Menyalakan Kembali Lentera Peradaban

4 menit baca
Yudaningsih
Ditulis oleh Yudaningsih diterbitkan
Lentera dengan karya seni Islam. (Sumber: Pexels/Ahmed Aqtai)
Lentera dengan karya seni Islam. (Sumber: Pexels/Ahmed Aqtai)

Ada kalimat sederhana namun menggetarkan hati yang pernah diungkapkan Kiai Ahmad Dahlan: “Hidup-hidupilah Muhammadiyah, jangan mencari hidup di Muhammadiyah.” Kalimat itu bukan sekadar pesan etis, melainkan napas spiritual yang menyalakan bara perjuangan umat hingga kini. Ketika Muhammadiyah pada 18 November 2025 genap berusia 113 tahun, bara itu tetap menyala menjadi cahaya yang menuntun langkah bangsa menuju kesejahteraan lahir dan batin.

Milad ke-113 Muhammadiyah tahun ini mengusung tema besar “Memajukan Kesejahteraan Bangsa.” Tema yang terasa relevan, menukik, dan meneguhkan kembali misi luhur gerakan Islam berkemajuan: menghadirkan Islam yang tidak hanya menuntun ke surga, tetapi juga menebar rahmat di bumi.

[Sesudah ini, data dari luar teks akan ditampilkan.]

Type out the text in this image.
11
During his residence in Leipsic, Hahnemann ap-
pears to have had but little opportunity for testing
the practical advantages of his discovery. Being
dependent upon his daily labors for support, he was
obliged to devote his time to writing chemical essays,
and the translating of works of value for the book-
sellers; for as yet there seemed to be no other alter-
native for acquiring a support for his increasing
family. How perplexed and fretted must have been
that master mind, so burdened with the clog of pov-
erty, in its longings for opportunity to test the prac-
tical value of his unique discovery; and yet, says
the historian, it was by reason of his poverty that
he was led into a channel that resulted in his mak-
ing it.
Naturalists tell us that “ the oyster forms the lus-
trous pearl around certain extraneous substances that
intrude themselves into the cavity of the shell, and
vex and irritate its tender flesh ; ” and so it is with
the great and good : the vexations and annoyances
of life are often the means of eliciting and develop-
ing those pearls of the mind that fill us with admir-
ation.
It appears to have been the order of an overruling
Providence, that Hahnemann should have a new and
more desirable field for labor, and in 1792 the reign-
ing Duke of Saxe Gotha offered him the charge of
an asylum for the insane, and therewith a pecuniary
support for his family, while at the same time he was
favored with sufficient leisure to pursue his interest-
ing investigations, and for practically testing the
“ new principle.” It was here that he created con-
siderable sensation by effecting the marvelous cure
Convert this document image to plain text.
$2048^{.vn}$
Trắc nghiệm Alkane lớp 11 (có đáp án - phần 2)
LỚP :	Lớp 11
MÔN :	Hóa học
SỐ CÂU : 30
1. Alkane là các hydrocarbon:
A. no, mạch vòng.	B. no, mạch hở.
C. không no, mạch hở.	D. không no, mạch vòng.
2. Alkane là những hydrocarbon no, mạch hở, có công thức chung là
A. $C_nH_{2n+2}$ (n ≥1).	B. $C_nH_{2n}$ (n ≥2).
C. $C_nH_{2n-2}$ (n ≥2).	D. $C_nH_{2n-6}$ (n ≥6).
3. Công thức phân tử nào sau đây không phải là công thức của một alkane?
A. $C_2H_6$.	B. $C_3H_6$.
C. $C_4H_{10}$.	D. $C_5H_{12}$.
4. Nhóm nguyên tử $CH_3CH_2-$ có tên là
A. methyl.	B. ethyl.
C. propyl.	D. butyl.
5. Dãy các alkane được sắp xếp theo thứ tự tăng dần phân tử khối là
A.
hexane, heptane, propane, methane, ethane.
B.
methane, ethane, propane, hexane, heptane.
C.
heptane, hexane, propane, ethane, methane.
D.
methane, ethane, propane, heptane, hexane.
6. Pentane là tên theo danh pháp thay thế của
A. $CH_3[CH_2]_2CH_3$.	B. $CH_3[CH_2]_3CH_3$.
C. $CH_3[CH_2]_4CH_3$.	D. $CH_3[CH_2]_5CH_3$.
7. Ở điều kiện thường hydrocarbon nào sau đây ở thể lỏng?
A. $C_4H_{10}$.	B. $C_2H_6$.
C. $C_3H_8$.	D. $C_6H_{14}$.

Tahun ini, Universitas Muhammadiyah Bandung (UM Bandung) dipercaya menjadi tuan rumah peringatan nasional. Sebuah kehormatan sekaligus simbol yang indah karena Bandung, kota yang dikenal dengan semangat intelektual dan rasionalitasnya, pernah menjadi saksi sejarah Muktamar ke-36 tahun 1965, dan menandai arah baru gerakan pembaruan.

Kini, di usia yang kian matang, Muhammadiyah kembali ke Bandung untuk meneguhkan satu pesan penting: bahwa kesejahteraan bangsa bukan sekadar cita, tetapi amanah peradaban.

Ketua Umum Pimpinan Pusat Muhammadiyah, Haedar Nashir, menjelaskan bahwa tema milad tahun ini memiliki dua tujuan besar. Pertama, Muhammadiyah bertekad memperkuat dan memperluas gerakannya dalam memajukan kesejahteraan masyarakat yang berorientasi pada kesejahteraan sosial-ekonomi, dengan tumpuan pada kesejahteraan rohaniah. Kesejahteraan yang diidamkan bukan hanya makmur dalam ukuran materi, tetapi juga tenteram dalam moral dan spiritualitas.
Kedua, Muhammadiyah mendorong dan mendukung kebijakan pemerintah dalam mewujudkan kesejahteraan umum sebagaimana amanat konstitusi UUD 1945 dan sila kelima Pancasila: “Keadilan Sosial bagi Seluruh Rakyat Indonesia.”

Haedar menegaskan, kesejahteraan bangsa bukan hanya tanggung jawab negara, tetapi juga kesadaran kolektif umat. Dalam Muqaddimah Anggaran Dasar Muhammadiyah disebutkan bahwa masyarakat sejahtera hanya dapat terwujud di atas keadilan, kejujuran, persaudaraan, dan gotong royong yang berpijak pada hukum Allah, bukan pada nafsu dan kepentingan.

Kesejahteraan juga menjadi fondasi dalam Matan Keyakinan dan Cita-cita Hidup Muhammadiyah (MKCH), yang menegaskan bahwa Islam menjamin kesejahteraan hidup material dan spiritual, duniawi dan ukhrawi. Dengan demikian, kesejahteraan bagi Muhammadiyah bukan sekadar agenda sosial, tetapi wujud nyata dari keimanan yang beramal.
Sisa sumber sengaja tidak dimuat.